ファブフロアにおいて、ポリイミド硬化は単なる熱処理の一工程ではない。寸法の精度を約束する工程である。ウェハー全体で数℃の温度の過不足があれば、応力分布が変わり、膜の反りを発生させ、歩留まりが仕様外にシフトする。私たちの手法はこの現実を踏まえて構築されている。重要箇所の温度を確実に保持しつつ、清浄度や稼働率を犠牲にしないこと。
技術的に重要な点
短波長赤外線エミッタと石英安定化された熱場を組み合わせて、ポリイミド硬化中のウェハーレベルで±0.1℃の均一性を実現している。サイクル間の再現性は±0.2℃で、残留溶剤量やCTEなどの重要パラメータが安定的に維持される。チャンバーはクリーンルーム対応で、Class 1–100に適合し、0.1 μm粒径での発生粒子数を0.1個/cm²以下に制御するパスを備えている。
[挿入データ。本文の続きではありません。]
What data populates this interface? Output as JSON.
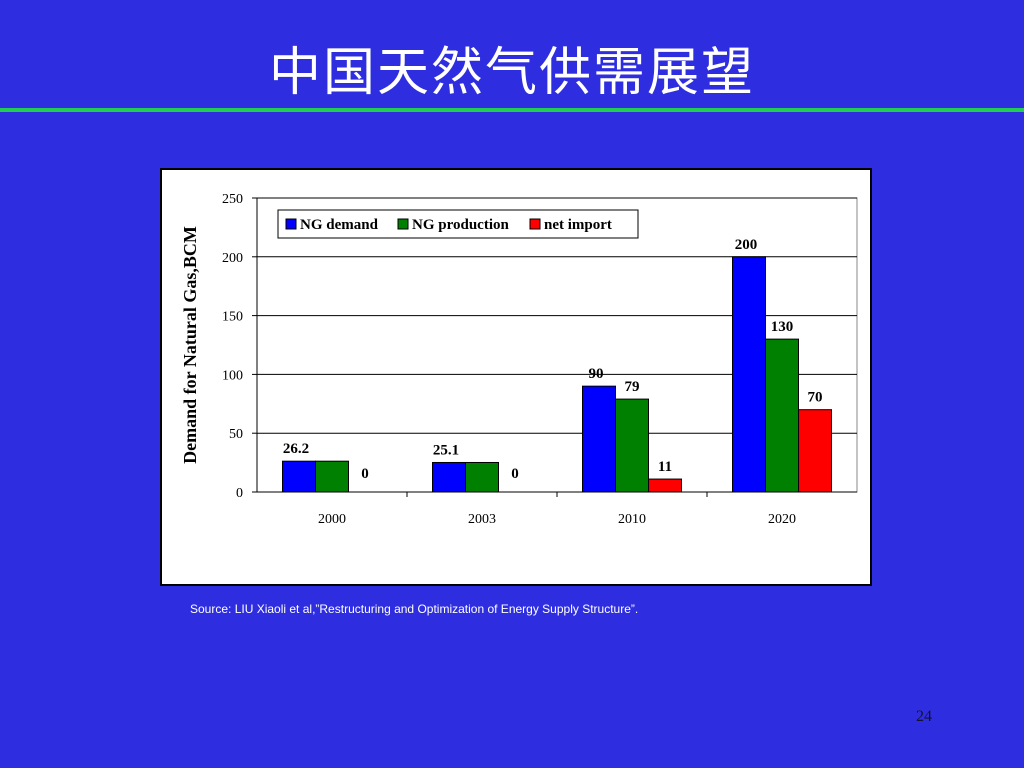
{
  "slide": {
    "title": "中国天然气供需展望",
    "source": "Source: LIU Xiaoli et al,”Restructuring and Optimization of Energy Supply Structure”.",
    "page_number": "24"
  },
  "colors": {
    "background": "#2e2ee0",
    "rule": "#22cc55",
    "ng_demand": "#0000ff",
    "ng_production": "#008000",
    "net_import": "#ff0000"
  },
  "chart_data": {
    "type": "bar",
    "title": "",
    "xlabel": "",
    "ylabel": "Demand for Natural Gas,BCM",
    "categories": [
      "2000",
      "2003",
      "2010",
      "2020"
    ],
    "ylim": [
      0,
      250
    ],
    "yticks": [
      0,
      50,
      100,
      150,
      200,
      250
    ],
    "grid": true,
    "legend_position": "top-left",
    "series": [
      {
        "name": "NG demand",
        "color": "#0000ff",
        "values": [
          26.2,
          25.1,
          90,
          200
        ],
        "labels": [
          "26.2",
          "25.1",
          "90",
          "200"
        ]
      },
      {
        "name": "NG production",
        "color": "#008000",
        "values": [
          26.2,
          25.1,
          79,
          130
        ],
        "labels": [
          "",
          "",
          "79",
          "130"
        ]
      },
      {
        "name": "net import",
        "color": "#ff0000",
        "values": [
          0,
          0,
          11,
          70
        ],
        "labels": [
          "0",
          "0",
          "11",
          "70"
        ]
      }
    ]
  }
}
効率的な電力変換と高速の熱応答により消費電力を抑え、アイドル時の電力消費を削減しながら処理時間を延長しない。
工程全体での重要性
ポリイミド硬化はフォトレジスト処理の直後、リソグラフィスタックの手前に位置する。ここでの熱履歴は線幅制御や密着性に直結する。均一性と再現性が高ければ、リワークロットや評価ウインドウのばらつきが減る。結果として、ウェハー全体で均一な膜特性が得られ、スクラップの削減と確実なスケジュール管理が可能になる。信頼性も確保しており、部品は24時間365日稼働を想定した定格で、熱モジュールは5,000時間以上稼働後も出力強度のドリフトが5%未満に抑えられている。
留意点
標準トラックでの統合は容易だが、短波長プロファイルは基板積層や反射率に合わせて調整が必要である。金メッキ治具や高反射チャックでは、レシピ調整を行わないと局所的な温度オーバーシュートを招く場合がある。エミッタ、コントローラ、インターフェースキットを提供するが、ポリイミドの組成やウェハーサイズに応じたセットポイントのロックインに短期の評価を実施する。